I software per il controllo di gestione offrono ampie possibilità di migliorare la condizioni di salute dell’azienda anche tramite applicazioni aggiuntive. In sostanza si parla di poter disporre in tempo reale del cash flow della commessa senza dove redigere e controllare continuamente i vari conti che lo compongono.
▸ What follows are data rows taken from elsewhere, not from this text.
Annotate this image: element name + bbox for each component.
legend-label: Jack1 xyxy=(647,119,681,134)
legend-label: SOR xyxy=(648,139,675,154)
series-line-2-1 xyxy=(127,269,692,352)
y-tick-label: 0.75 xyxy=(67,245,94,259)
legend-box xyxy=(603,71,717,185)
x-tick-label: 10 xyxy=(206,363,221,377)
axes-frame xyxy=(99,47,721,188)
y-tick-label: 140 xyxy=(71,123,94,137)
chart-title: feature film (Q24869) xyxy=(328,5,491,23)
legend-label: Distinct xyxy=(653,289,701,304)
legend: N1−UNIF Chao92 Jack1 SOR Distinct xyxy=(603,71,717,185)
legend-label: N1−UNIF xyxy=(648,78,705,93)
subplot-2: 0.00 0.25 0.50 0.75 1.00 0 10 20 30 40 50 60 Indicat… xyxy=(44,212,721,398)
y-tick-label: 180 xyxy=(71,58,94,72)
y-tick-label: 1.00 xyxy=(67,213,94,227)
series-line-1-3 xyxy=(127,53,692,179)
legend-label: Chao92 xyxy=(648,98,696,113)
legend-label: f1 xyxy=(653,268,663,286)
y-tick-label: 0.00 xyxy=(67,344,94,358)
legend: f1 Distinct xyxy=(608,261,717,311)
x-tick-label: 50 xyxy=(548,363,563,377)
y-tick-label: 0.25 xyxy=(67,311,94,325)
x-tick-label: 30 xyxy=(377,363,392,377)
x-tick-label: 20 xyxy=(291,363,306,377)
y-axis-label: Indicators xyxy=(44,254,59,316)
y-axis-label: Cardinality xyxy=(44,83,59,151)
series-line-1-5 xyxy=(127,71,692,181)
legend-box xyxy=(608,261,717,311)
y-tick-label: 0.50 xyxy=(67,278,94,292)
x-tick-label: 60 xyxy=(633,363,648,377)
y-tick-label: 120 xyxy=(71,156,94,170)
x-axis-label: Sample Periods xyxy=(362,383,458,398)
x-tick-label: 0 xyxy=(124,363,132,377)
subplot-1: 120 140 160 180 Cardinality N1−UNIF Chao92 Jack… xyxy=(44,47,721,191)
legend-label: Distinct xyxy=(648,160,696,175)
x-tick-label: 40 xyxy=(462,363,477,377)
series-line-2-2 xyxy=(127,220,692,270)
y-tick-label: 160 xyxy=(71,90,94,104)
In particolare, questo è molto importante se si vuole ottenere un equilibrio finanziario che possa, ovviamente, poi riflettersi su quello economico di lungo periodo.

 

Lo scopo ultimo di qualsiasi impresa, infatti, è proprio quello di rimanere in equilibrio nel lungo periodo e di poter continuare ad operare in una situazione di stabilità. Questo, però, è anche funzione della possibilità di godere di un equilibrio finanziario nel breve periodo. Questa condizione, infatti, è necessaria per garantire all’azienda di poter far fronte alle sue spese con i ricavi maturati. Parlando di questo specifico problema, purtroppo, sono molti i casi in cui il flusso di cassa della commessa non riceve la giusta attenzione.

 

Quando si valuta un progetto, infatti, ogni imprenditore dovrebbe considerare sia i costi da sostenere che i ricavi della commessa. Purtroppo, però, troppo spesso non si programma un piano di incasso che sia coerente con i lavori da eseguire. Questo significa che, con il budget si ha una conoscenza dettagliata di quelli che sono i costi da sostenere, compreso anche il tempo in cui essi matureranno, ma non si ha la conoscenza necessaria e speculare dei ricavi.

 

Ovviamente questo crea una condizione che non può essere mantenuta a lunga dall’impresa. Infatti, si corre il rischio di dover far fronte a dei pagamenti senza poter disporre delle giuste risorse finanziarie che possano garantirne la copertura. Per questo motivo risulta fondamentale poter disporre di un software che calcoli in maniera automatica tutti i periodi di incasso ed i pagamenti collegati ad una commessa.

 

Con un controllo di gestione ben implementato, che consideri anche questa importante condizione di equilibrio, si possono ottenere benefici di importante entità per quanto riguarda la salute di tutta l’azienda. Infatti, in questo modo è possibile mantenere un equilibrio finanziario sia nel breve periodo, sia, ovviamente, nel lungo periodo, specialmente se si utilizza questa tecnica per tutte le commesse.